Um deles é o dia em que todos os livros (e jornais) forem criados em forma
digital - suspeito que em muitos países este momento já passou. O outro é o dia
em que todos os livros (e jornais) que já existiam tiverem sido escaneados e,
portanto, existirem em forma digital - estamos muito próximos disso.
Até
que ponto nossa percepção do mundo e nossa comunicação são determinadas pela
tecnologia?
PETTITT: Esta
pode acabar sendo a mudança mais importante de todas. Há coincidências
interessantes entre revoluções na mídia e na maneira de pensar das pessoas.
Alguns estudiosos veem uma conexão entre a difusão da imprensa e grandes
mudanças na cultura europeia: o Renascimento, a Reforma, a revolução
científica. Se isso for verdade, podemos esperar que nossa revolução digital
tenha um efeito radical sobre a maneira de pensar. Minha teoria é que há uma
conexão entre os livros e uma visão de mundo que separa as coisas em categorias
rígidas. A tribo que chamo de "gente do livro" parece gostar de
categorias. É apenas durante o Parêntese de Gutenberg que as pessoas insistiram
tão "categoricamente" em que alguém é macho ou fêmea, negro ou
branco, humano ou animal, ser vivo ou máquina.
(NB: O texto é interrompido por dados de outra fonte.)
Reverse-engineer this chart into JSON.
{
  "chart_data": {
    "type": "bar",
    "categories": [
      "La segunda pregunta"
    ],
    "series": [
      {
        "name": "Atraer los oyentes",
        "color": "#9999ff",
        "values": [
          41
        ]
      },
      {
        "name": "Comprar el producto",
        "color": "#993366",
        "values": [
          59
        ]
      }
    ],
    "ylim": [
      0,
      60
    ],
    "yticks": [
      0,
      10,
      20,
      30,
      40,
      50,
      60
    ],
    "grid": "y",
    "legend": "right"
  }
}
Na Idade Média, antes da
imprensa, as misturas eram mais toleradas, e parece que estamos voltando a essa
tolerância.
Qual
a influência definitiva da era de Gutenberg para a Humanidade?
PETTITT: Difícil
dizer. Daqui a um século, é possível que turistas visitem bibliotecas da mesma
maneira que hoje nós vamos a museus para ver espadas e armaduras. A ideia de
parênteses (já que parênteses modificam a frase que ele interrompe) sugere que
não teríamos chegado onde estamos agora sem o período da imprensa. Mas isso não
significa que ele é um estágio obrigatório de desenvolvimento. Deve haver
muitas comunidades no que costumávamos chamar de Terceiro Mundo que eram
analfabetas até pouco tempo atrás, ou que não tinham dinheiro para livros, e
que passaram diretamente para os celulares e a internet, que simplesmente
pularam o Parêntese de Gutenberg. A verdadeira questão é: a época da imprensa
nos deu algo que não teríamos tido sem ela? E a resposta mais óbvia é: a
História. Para as culturas alfabetizadas, o que aconteceu no passado está registrado
em documentos, e a imprensa assegura que muitas cópias desses documentos
sobrevivam, e há muitas cópias dos livros de História que discutem o que os
documentos registram.
O
senhor disse que, na era de Gutenberg, o impresso era visto como uma garantia da
verdade, e que isso está deixando de existir. Com que rapidez isso está
acontecendo?
PETTITT: As
pessoas preferiam pensar de acordo com categorias, incluindo categorias de
mídia. Então, a escrita é mais verdadeira do que a fala, e a imprensa, mais
verdadeira que um manuscrito. Livros com encadernação de couro e letras
douradas são tratados com mais respeito do que panfletos. É só quando você
mesmo escreve um verbete de enciclopédia que se dá conta de que a capa de couro
não prova nada.
Como
a mídia tradicional pode se diferenciar neste mundo de abundância de
informação?
PETTITT: Esta
é uma das áreas nas quais a ideia do Parêntese de Gutenberg pode nos ajudar a
prever ou a lidar com o futuro. As coisas estão mudando muito rapidamente. A
maioria dos jornais complementou sua versão impressa com um site, e já foi
previsto que dentro de 15 anos a maioria dos jornais existirá apenas na sua
forma digital. Os jornais já não podem presumir que serão mais respeitados que
outras fontes de informação devido ao seu formato. A imprensa está no caminho
de saída, e qualquer veículo com patrocinadores generosos, não importa o quão
errônea ou extrema sua mensagem, pode criar um website tão impressionante como
o do mais respeitado jornal. Então, como os jornais podem convencer as pessoas
de que sua mensagem é mais confiável e que vale mais pagar por ela? Estamos de
volta à era pré-Gutenberg, quando os medievais recebiam notícias por meio de
rumores, e as notícias de lugares remotos chegavam por estrangeiros. Como
decidir em quem acreditar?
A chave é a reputação, ou a fama. Essa era a coisa mais importante nas sociedades orais, e o mesmo pode acontecer nas sociedades digitais. Na hora de decidir sobre a veracidade das notícias, o fator chave é a reputação do mensageiro.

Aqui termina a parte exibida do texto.